Velozes e furiosos invadem Brasília




Um dos fundadores e primeiro campeão da Fórmula Truck, em 1996, o piloto Renato Martins lembra que os caminhões sofriam poucas mudanças no começo da modalidade

Nas ruas, eles geralmente não ultrapassam 80km/h. Mas com as devidas adaptações necessárias para disputarem uma corrida, chegam a 240km/h em uma reta. Os potentes caminhões da Fórmula Truck fazem da categoria uma das mais competitivas do automobilismo nacional. Além do motor, que praticamente triplica de potência, freio e sistema de embreagem também passam por mudanças. E quantas mudanças! Em 13 anos de campeonato, muitas evoluções, dentro e fora das pistas, aconteceram.

Um dos fundadores da Fórmula Truck, o piloto Renato Martins vê com admiração a evolução da categoria desde o início de tudo. “Chego a dar risada. É muito diferente”, analisa ele, hoje dono de equipe. “O caminhão que chega da fábrica tem o centro de gravidade rebaixado e os entre-eixos diminuídos”, completa.

Foi a bordo de um Scania, em 1996, que Renato venceu o primeiro campeonato oficial, organizado pela Confederação Brasileira de Automobilismo. Ele relembra que a máquina da época era bem diferente da atual, recheada de tecnologia. O caminhão, que era pouco modificado, competia com cabine dupla, faróis e rodas raiadas. “Hoje é um caminhão de corrida, com mudanças radicais. Ele é mais potente e oferece toda segurança, como um Stock Car”, compara Martins.

Dose para 900 cavalos

Com adaptações na cabine, motor e freio, caminhões da categoria chegam ao triplo da potência dos modelos convencionais

Se em um caminhão de rua a potência do motor não passa dos 320 cavalos, um adaptado para a corrida ostenta 900 cavalos, quase o triplo do original. Uma das principais modificações acontece nos freios. Enquanto nas pistas de corrida os gigantes precisam do freio a disco nas quatro rodas, nas ruas basta o freio a tambor para pararem com segurança.

Outra adaptação importante é no interior do veículo. O banco tem forma de concha, como nos carros de corrida. Uma estrutura de aço-carbono, chamada santantônio, é instalada para proteger o piloto. O cinto de cinto pontas substitui o normal, de três pontas.

No fim das contas, a confortável boleia do caminhoneiro passa por uma metamorfose e vira um apertado bólido, no qual o piloto conduz colossos de até quatro toneladas em altas velocidades. As mudanças são percebidas principalmente pelos mais antigos. A evolução nas pistas chega a quase dez segundos. Parece pouco, mas, no mundo das corridas, cada centésimo conta. “Antigamente andava a 1minuto e 20 segundos. Hoje, eu viro em 1 minuto e 11 segundo. É muita diferença”, comemora Martins.
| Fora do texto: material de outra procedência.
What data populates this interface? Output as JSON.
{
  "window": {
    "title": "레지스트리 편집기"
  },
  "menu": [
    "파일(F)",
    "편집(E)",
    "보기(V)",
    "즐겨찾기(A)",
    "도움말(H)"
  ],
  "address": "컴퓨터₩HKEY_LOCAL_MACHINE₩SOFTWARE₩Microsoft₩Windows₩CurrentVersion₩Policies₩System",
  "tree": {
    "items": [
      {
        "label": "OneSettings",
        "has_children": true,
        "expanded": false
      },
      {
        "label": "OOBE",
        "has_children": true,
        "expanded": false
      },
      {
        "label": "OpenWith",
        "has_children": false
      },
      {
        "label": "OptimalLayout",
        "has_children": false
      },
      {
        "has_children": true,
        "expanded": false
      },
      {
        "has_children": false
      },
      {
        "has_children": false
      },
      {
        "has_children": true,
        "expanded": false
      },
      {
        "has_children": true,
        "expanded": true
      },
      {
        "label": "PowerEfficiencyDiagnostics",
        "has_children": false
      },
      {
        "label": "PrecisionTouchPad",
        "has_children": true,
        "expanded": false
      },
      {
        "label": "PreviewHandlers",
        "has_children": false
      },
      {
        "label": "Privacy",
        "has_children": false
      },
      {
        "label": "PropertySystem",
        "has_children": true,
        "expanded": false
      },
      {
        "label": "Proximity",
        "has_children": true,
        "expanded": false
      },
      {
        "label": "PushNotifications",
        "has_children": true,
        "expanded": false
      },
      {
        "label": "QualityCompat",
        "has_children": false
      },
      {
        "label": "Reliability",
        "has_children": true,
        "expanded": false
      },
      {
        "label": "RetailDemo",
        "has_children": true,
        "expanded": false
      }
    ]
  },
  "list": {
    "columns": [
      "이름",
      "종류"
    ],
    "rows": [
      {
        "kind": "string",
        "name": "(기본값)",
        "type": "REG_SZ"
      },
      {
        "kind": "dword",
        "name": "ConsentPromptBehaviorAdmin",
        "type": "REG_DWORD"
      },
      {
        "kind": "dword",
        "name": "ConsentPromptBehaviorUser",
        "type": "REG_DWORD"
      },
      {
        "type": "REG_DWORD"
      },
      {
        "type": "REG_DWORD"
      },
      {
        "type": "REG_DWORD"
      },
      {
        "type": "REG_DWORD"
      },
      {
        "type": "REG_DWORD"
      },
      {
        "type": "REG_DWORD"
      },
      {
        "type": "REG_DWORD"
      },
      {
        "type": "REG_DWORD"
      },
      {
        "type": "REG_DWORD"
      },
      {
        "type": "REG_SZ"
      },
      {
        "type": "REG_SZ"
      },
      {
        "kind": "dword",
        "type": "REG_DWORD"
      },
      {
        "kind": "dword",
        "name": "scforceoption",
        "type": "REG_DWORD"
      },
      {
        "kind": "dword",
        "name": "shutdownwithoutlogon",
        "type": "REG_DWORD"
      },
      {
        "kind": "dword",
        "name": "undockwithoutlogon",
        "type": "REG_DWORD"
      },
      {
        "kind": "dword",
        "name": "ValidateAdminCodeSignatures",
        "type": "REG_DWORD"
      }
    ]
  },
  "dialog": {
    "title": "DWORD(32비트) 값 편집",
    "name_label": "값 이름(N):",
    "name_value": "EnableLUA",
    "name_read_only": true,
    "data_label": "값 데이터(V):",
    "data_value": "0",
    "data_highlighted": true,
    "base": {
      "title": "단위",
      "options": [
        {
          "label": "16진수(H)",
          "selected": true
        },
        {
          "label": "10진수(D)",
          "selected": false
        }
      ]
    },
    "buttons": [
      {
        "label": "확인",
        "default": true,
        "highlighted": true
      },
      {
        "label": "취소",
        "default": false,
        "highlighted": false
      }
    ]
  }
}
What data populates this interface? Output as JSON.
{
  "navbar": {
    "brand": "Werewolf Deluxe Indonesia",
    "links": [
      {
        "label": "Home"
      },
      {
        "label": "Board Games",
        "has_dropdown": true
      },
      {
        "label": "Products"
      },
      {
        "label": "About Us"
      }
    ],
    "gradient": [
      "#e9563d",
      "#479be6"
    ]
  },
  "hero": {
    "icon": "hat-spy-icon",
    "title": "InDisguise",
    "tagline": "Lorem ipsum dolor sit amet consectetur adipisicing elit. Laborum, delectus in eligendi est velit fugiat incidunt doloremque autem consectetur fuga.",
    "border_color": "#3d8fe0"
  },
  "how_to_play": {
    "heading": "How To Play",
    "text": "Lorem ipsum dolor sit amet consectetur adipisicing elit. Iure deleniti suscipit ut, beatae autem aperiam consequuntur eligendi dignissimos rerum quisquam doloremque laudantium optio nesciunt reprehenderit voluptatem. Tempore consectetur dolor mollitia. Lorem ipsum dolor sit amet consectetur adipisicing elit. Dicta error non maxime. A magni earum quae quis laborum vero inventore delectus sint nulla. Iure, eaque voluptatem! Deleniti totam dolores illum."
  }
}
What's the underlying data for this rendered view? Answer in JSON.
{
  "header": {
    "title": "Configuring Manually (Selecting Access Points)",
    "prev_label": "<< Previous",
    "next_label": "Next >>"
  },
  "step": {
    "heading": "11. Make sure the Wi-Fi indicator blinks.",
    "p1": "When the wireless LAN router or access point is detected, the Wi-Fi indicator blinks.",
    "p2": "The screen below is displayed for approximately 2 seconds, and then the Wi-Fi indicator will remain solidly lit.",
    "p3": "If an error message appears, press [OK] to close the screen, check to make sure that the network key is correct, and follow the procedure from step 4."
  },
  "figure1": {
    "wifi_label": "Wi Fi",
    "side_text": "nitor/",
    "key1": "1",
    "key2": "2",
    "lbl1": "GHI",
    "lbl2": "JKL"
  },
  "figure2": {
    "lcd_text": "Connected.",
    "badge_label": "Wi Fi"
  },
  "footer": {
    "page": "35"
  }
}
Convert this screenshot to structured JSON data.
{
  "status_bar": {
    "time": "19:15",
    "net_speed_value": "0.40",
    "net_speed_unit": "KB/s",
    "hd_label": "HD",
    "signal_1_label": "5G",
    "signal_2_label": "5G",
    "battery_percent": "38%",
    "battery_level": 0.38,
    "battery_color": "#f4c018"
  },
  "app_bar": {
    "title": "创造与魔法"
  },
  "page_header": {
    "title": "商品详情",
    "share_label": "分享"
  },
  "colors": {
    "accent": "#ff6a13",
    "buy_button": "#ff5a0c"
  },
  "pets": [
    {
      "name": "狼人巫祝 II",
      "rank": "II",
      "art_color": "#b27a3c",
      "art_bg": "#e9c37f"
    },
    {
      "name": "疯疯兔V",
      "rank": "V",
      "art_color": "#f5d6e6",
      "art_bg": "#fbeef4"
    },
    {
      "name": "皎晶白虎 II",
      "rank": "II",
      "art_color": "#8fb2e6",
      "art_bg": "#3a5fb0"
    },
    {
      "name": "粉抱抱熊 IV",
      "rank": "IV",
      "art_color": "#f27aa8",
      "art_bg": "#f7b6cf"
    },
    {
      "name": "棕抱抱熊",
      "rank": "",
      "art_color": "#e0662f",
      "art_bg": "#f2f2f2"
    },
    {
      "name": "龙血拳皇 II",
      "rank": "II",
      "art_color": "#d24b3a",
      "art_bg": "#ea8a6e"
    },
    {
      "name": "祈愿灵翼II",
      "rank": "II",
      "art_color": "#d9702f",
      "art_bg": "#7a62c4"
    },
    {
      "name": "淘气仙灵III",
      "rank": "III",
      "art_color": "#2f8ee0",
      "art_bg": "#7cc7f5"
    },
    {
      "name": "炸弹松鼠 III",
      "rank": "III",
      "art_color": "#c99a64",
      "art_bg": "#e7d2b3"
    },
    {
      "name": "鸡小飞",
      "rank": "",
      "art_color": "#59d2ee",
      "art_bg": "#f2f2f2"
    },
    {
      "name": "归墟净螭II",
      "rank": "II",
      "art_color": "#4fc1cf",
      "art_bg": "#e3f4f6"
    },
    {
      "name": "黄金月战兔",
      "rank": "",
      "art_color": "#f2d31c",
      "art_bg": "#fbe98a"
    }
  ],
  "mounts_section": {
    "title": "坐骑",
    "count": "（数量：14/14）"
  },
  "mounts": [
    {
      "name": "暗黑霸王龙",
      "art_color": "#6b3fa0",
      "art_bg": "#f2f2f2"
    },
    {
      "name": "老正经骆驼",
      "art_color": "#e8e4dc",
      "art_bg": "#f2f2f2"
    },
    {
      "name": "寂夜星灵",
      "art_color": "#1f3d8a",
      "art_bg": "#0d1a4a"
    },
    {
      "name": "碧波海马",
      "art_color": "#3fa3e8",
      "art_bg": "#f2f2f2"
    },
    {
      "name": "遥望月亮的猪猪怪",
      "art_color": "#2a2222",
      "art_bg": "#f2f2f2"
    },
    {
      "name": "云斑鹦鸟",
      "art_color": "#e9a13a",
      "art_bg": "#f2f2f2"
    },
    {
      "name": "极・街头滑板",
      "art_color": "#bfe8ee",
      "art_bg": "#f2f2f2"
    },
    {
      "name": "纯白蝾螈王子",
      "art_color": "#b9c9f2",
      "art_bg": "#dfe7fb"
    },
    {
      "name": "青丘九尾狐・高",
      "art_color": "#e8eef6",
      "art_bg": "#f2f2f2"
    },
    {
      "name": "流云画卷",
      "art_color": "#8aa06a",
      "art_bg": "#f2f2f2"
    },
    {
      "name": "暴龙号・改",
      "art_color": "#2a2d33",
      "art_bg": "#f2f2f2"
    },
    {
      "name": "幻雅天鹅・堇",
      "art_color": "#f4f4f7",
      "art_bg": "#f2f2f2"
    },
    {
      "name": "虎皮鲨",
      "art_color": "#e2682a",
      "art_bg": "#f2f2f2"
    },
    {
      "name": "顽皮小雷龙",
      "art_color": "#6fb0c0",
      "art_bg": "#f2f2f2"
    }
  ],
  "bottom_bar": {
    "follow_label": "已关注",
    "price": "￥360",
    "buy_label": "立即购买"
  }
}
Radar na pista de Brasília

Mesmo num dos traçados mais rápidos da temporada é preciso ter cautela. O que não significa pouca emoção. O que existe na verdade são normas, como em todas as corridas, para que os pilotos guiem em segurança. Se na maior reta do Autódromo de Brasília o Truck chega a 205km/h, os pilotos vão precisar de força nos freios. Porque exatamente embaixo da passarela perto do kartódromo vai haver um pardal, onde os pilotos, obrigatoriamente, devem passar a no máximo 160km/h. Caso contrário serão punidos com uma parada nos boxes.

Ainda assim, o que se pode esperar é uma briga muito grande neste domingo. Afinal, enquanto quatro pilotos brigam pelo título, os outros buscam visibilidade para renovar patrocínios e conseguir captar novos parceiros. “Todos querem encerrar o ano bem para buscar resultado. Vai ser uma prova muito disputada”, analisou Martins.

O regulamento da Fórmula Truck obriga que todas as equipes usem combustível e pneus iguais. O pneu utilizado é o Bridgestone original de rua, apenas raspado para ficar “slick” (liso) no caso de pista seca. Na chuva, é idêntico ao original. Já o combustível é o diesel P2, com 2% de mistura do biodiesel com o diesel comum.